Kudu relies on running background tasks for many important automatic maintenance activities. These tasks include flushing data from memory to disk, compacting data to improve performance, freeing up disk space, and more.

Maintenance manager

The maintenance manager schedules and runs background tasks. At any given point in time, the maintenance manager is prioritizing the next task based on the improvement needed at that moment, such as relieving memory pressure, improving read performance, or freeing up disk space. The number of worker threads dedicated to running background tasks can be controlled by setting --maintenance_manager_num_threads.

Flushing data to disk

Flushing data from memory to disk relieves memory pressure and can improve read performance by switching from a write-optimized, row-oriented in-memory format in the MemRowSet to a read-optimized, column-oriented format on disk. Background tasks that flush data include FlushMRSOp and FlushDeltaMemStoresOp.

The metrics associated with these ops have the prefix flush_mrs and flush_dms, respectively.

Compacting on-disk data

Kudu constantly performs several types of compaction tasks in order to maintain consistent read and write performance over time. A merging compaction, which combines multiple DiskRowSets together into a single DiskRowSet, is run by CompactRowSetsOp. There are two types of delta store compaction operations that may be run as well: MinorDeltaCompactionOp and MajorDeltaCompactionOp.

For more information on what these different types of compaction operations do, please see the Kudu Tablet design document.

The metrics associated with these tasks have the prefix compact_rs, delta_minor_compact_rs, and delta_major_compact_rs, respectively.

Write-ahead log GC

Kudu maintains a write-ahead log (WAL) per tablet that is split into discrete fixed-size segments.
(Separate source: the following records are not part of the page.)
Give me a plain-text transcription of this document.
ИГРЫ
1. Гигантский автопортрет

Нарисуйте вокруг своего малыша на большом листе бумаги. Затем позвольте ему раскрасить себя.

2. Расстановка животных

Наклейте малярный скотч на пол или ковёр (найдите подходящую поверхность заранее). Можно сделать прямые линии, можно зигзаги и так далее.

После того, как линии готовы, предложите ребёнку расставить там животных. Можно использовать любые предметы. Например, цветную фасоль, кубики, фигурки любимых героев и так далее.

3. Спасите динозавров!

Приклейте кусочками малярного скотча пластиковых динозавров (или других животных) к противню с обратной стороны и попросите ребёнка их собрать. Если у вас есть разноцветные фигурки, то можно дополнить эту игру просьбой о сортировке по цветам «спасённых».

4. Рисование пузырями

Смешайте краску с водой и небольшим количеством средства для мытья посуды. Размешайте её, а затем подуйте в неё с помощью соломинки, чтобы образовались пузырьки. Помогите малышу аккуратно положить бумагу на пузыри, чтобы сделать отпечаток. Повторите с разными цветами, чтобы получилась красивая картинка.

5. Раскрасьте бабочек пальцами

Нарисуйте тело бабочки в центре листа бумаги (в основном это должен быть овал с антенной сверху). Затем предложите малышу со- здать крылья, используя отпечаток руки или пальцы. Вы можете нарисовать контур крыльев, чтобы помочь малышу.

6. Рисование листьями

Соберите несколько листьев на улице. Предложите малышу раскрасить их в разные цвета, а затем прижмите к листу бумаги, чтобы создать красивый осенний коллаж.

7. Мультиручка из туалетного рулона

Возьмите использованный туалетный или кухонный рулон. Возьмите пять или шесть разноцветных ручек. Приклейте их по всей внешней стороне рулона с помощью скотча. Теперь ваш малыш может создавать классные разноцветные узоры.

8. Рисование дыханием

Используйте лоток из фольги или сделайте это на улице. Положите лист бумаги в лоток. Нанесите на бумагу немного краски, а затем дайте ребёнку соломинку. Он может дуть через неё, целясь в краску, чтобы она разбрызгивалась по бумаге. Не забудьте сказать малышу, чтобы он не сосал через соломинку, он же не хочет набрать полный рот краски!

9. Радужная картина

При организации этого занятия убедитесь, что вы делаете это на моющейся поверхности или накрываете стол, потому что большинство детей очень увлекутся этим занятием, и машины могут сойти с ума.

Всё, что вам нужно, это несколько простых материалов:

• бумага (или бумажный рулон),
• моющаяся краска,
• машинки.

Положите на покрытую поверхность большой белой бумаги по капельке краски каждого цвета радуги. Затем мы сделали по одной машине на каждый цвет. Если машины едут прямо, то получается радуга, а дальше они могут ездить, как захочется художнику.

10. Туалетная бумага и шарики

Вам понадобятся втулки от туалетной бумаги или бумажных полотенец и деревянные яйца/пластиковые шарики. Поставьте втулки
A tablet periodically rolls the WAL to a new log segment when the active segment reaches a configured size (controlled by --log_segment_size_mb). In order to save disk space and decrease startup time, a background task called LogGCOp attempts to garbage-collect (GC) old WAL segments by deleting them from disk once it is determined that they are no longer needed by the local node for durability.
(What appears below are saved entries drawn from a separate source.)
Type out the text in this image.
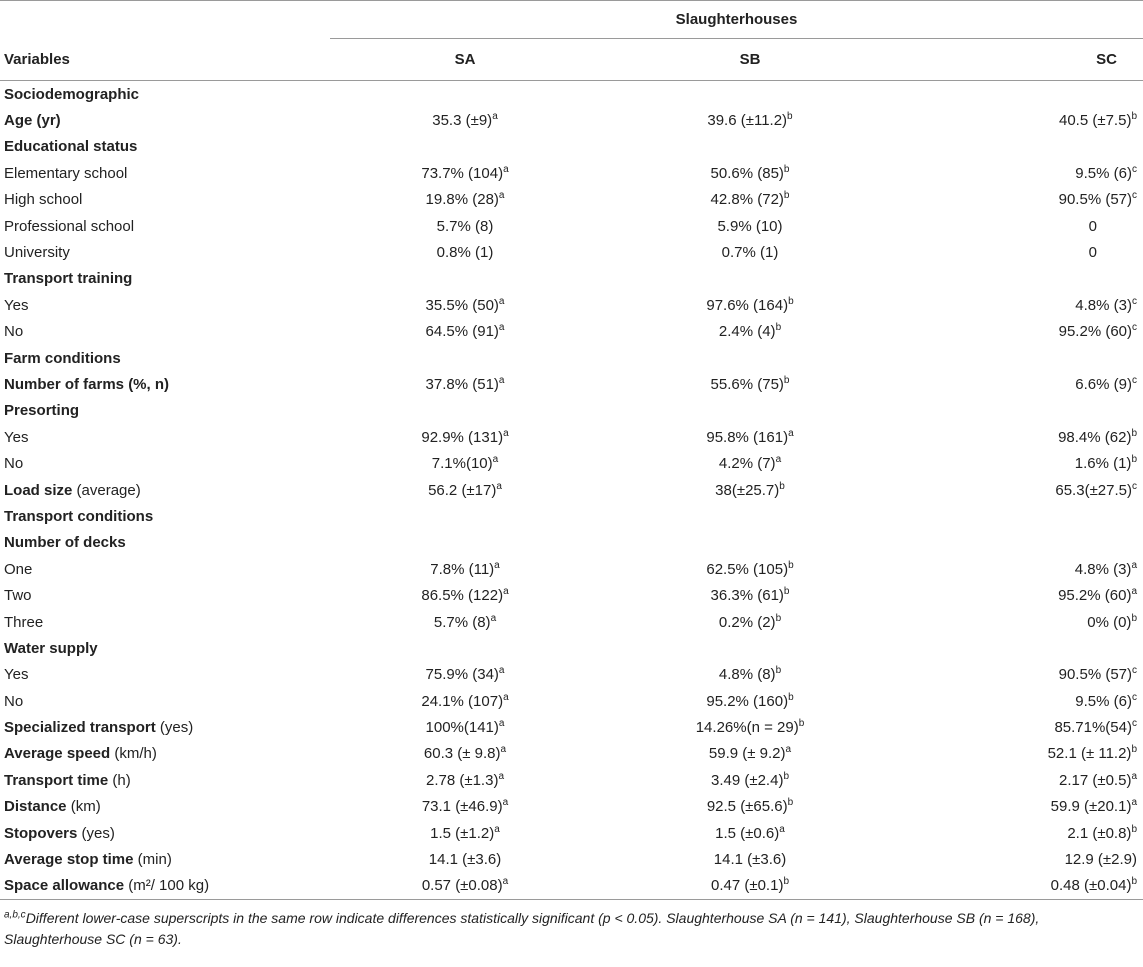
	Slaughterhouses		
Variables	SA	SB	SC
Sociodemographic			
Age (yr)	35.3 $(\pm 9)^a$	39.6 $(\pm 11.2)^b$	40.5 $(\pm 7.5)^b$
Educational status			
Elementary school	73.7% $(104)^a$	50.6% $(85)^b$	9.5% $(6)^c$
High school	19.8% $(28)^a$	42.8% $(72)^b$	90.5% $(57)^c$
Professional school	5.7% (8)	5.9% (10)	0
University	0.8% (1)	0.7% (1)	0
Transport training			
Yes	35.5% $(50)^a$	97.6% $(164)^b$	4.8% $(3)^c$
No	64.5% $(91)^a$	2.4% $(4)^b$	95.2% $(60)^c$
Farm conditions			
Number of farms (%, n)	37.8% $(51)^a$	55.6% $(75)^b$	6.6% $(9)^c$
Presorting			
Yes	92.9% $(131)^a$	95.8% $(161)^a$	98.4% $(62)^b$
No	$7.1\%(10)^a$	4.2% $(7)^a$	1.6% $(1)^b$
Load size (average)	56.2 $(\pm 17)^a$	$38(\pm 25.7)^b$	$65.3(\pm 27.5)^c$
Transport conditions			
Number of decks			
One	7.8% $(11)^a$	62.5% $(105)^b$	4.8% $(3)^a$
Two	86.5% $(122)^a$	36.3% $(61)^b$	95.2% $(60)^a$
Three	5.7% $(8)^a$	0.2% $(2)^b$	0% $(0)^b$
Water supply			
Yes	75.9% $(34)^a$	4.8% $(8)^b$	90.5% $(57)^c$
No	24.1% $(107)^a$	95.2% $(160)^b$	9.5% $(6)^c$
Specialized transport (yes)	$100\%(141)^a$	14.26%(n = 29)$^b$	$85.71\%(54)^c$
Average speed (km/h)	60.3 (± 9.8)$^a$	59.9 (± 9.2)$^a$	52.1 (± 11.2)$^b$
Transport time (h)	2.78 $(\pm 1.3)^a$	3.49 $(\pm 2.4)^b$	2.17 $(\pm 0.5)^a$
Distance (km)	73.1 $(\pm 46.9)^a$	92.5 $(\pm 65.6)^b$	59.9 $(\pm 20.1)^a$
Stopovers (yes)	1.5 $(\pm 1.2)^a$	1.5 $(\pm 0.6)^a$	2.1 $(\pm 0.8)^b$
Average stop time (min)	14.1 (±3.6)	14.1 (±3.6)	12.9 (±2.9)
Space allowance (m²/ 100 kg)	0.57 $(\pm 0.08)^a$	0.47 $(\pm 0.1)^b$	0.48 $(\pm 0.04)^b$
$^{a,b,c}$Different lower-case superscripts in the same row indicate differences statistically significant (p < 0.05). Slaughterhouse SA (n = 141), Slaughterhouse SB (n = 168), Slaughterhouse SC (n = 63).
The metrics associated with this background task have the prefix log_gc.

Tablet history GC and the ancient history mark

Because Kudu uses a multiversion concurrency control (MVCC) mechanism to ensure that snapshot scans can proceeed isolated from new changes to a table, periodically old historical data should be garbage-collected (removed) to free up disk space. While Kudu never removes rows or data that are visible in the latest version of the data, Kudu does remove records of old changes that are no longer visible.

The point in time in the past beyond which historical MVCC data becomes inaccessible and is free to be deleted is called the ancient history mark (AHM). The AHM can be configured by setting --tablet_history_max_age_sec.

There are two background tasks that GC historical MVCC data older than the AHM: the one that runs the merging compaction, called CompactRowSetsOp (see above), and a separate background task that deletes old undo delta blocks, called UndoDeltaBlockGCOp. Running UndoDeltaBlockGCOp reduces disk space usage in all workloads, but particularly in those with a higher volume of updates or upserts.

The metrics associated with this background task have the prefix undo_delta_block.